La vitesse de pointe de Mertesacker et Jenkinson ne fait peur à grand-monde en Angleterre. Très lents, les deux défenseurs ont pourtant su cadenasser André Ayew. Le Ghanéen comptait se montrer face à Arsenal, bien conscient qu’Arsène Wenger apprécie son profil et l’aurait bien enrôlé cet été, mais devra repasser. Il n’a pas fait la différence, ce n’est rien de le dire. Physiquement, on l’a senti mal à l’aise, strappé il et vrai à la cuisse juste avant le début de la rencontre. Mais Ayew n’a jamais été l’accélérateur de jeu que Deschamps souhaiterait.

Agressif dans le mauvais sens
Du coup, les Marseillais ont préféré faire pencher le jeu à droite, où Valbuena semblait plus inspiré, sans être génial non plus.

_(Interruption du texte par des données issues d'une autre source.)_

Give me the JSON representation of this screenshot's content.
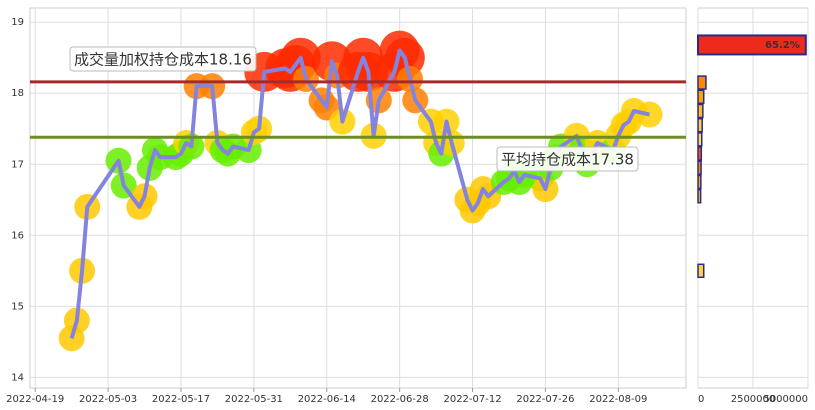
{
  "chart_data": [
    {
      "type": "line",
      "x": [
        "2022-04-26",
        "2022-04-27",
        "2022-04-28",
        "2022-04-29",
        "2022-05-05",
        "2022-05-06",
        "2022-05-09",
        "2022-05-10",
        "2022-05-11",
        "2022-05-12",
        "2022-05-13",
        "2022-05-16",
        "2022-05-17",
        "2022-05-18",
        "2022-05-19",
        "2022-05-20",
        "2022-05-23",
        "2022-05-24",
        "2022-05-25",
        "2022-05-26",
        "2022-05-27",
        "2022-05-30",
        "2022-05-31",
        "2022-06-01",
        "2022-06-02",
        "2022-06-06",
        "2022-06-07",
        "2022-06-08",
        "2022-06-09",
        "2022-06-10",
        "2022-06-13",
        "2022-06-14",
        "2022-06-15",
        "2022-06-16",
        "2022-06-17",
        "2022-06-20",
        "2022-06-21",
        "2022-06-22",
        "2022-06-23",
        "2022-06-24",
        "2022-06-27",
        "2022-06-28",
        "2022-06-29",
        "2022-06-30",
        "2022-07-01",
        "2022-07-04",
        "2022-07-05",
        "2022-07-06",
        "2022-07-07",
        "2022-07-08",
        "2022-07-11",
        "2022-07-12",
        "2022-07-13",
        "2022-07-14",
        "2022-07-15",
        "2022-07-18",
        "2022-07-19",
        "2022-07-20",
        "2022-07-21",
        "2022-07-22",
        "2022-07-25",
        "2022-07-26",
        "2022-07-27",
        "2022-07-28",
        "2022-07-29",
        "2022-08-01",
        "2022-08-02",
        "2022-08-03",
        "2022-08-04",
        "2022-08-05",
        "2022-08-08",
        "2022-08-09",
        "2022-08-10",
        "2022-08-11",
        "2022-08-12",
        "2022-08-15"
      ],
      "series": [
        {
          "color": "#8484e0",
          "values": [
            14.55,
            14.8,
            15.5,
            16.4,
            17.05,
            16.7,
            16.4,
            16.55,
            16.95,
            17.2,
            17.1,
            17.1,
            17.15,
            17.3,
            17.25,
            18.1,
            18.1,
            17.3,
            17.2,
            17.15,
            17.25,
            17.2,
            17.45,
            17.5,
            18.3,
            18.35,
            18.3,
            18.4,
            18.5,
            18.2,
            17.9,
            17.8,
            18.45,
            18.25,
            17.6,
            18.3,
            18.5,
            18.3,
            17.4,
            17.9,
            18.3,
            18.6,
            18.5,
            18.2,
            17.9,
            17.6,
            17.3,
            17.15,
            17.6,
            17.3,
            16.5,
            16.35,
            16.45,
            16.65,
            16.55,
            16.75,
            16.8,
            16.9,
            16.75,
            16.85,
            16.8,
            16.65,
            16.95,
            17.1,
            17.25,
            17.4,
            17.2,
            17.0,
            17.15,
            17.3,
            17.2,
            17.4,
            17.55,
            17.6,
            17.75,
            17.7
          ]
        }
      ],
      "xlim": [
        "2022-04-18",
        "2022-08-22"
      ],
      "xticks": [
        "2022-04-19",
        "2022-05-03",
        "2022-05-17",
        "2022-05-31",
        "2022-06-14",
        "2022-06-28",
        "2022-07-12",
        "2022-07-26",
        "2022-08-09"
      ],
      "ylim": [
        13.85,
        19.2
      ],
      "yticks": [
        14,
        15,
        16,
        17,
        18,
        19
      ],
      "grid": true,
      "reference_lines": [
        {
          "value": 18.16,
          "label": "成交量加权持仓成本18.16",
          "color": "#a52a2a"
        },
        {
          "value": 17.38,
          "label": "平均持仓成本17.38",
          "color": "#6b8e23"
        }
      ]
    },
    {
      "type": "histogram",
      "bars": [
        {
          "price": 18.68,
          "volume": 4900000,
          "label": "65.2%"
        },
        {
          "price": 18.15,
          "volume": 360000
        },
        {
          "price": 17.95,
          "volume": 260000
        },
        {
          "price": 17.75,
          "volume": 220000
        },
        {
          "price": 17.55,
          "volume": 190000
        },
        {
          "price": 17.35,
          "volume": 170000
        },
        {
          "price": 17.15,
          "volume": 150000
        },
        {
          "price": 16.95,
          "volume": 140000
        },
        {
          "price": 16.75,
          "volume": 130000
        },
        {
          "price": 16.55,
          "volume": 120000
        },
        {
          "price": 15.5,
          "volume": 260000
        }
      ],
      "xlim": [
        0,
        5000000
      ],
      "xticks": [
        0,
        2500000,
        5000000
      ],
      "ylim": [
        13.85,
        19.2
      ],
      "color": "#ee2a1a",
      "border_color": "#2a2a8a"
    }
  ]
}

Incapable de déborder, de délivrer ou de créer, Ayew s’est montré agressif dans le mauvais sens du terme. Mécontent suite à une main indiscutable de Jenkinson dans la surface, Ayew a gueulé pour signaler un penalty mais l’arbitre lui a sorti un carton jaune. Sa mauvaise humeur est donc ressortie. Et les grandes gueules, Wenger, a horreur de ça.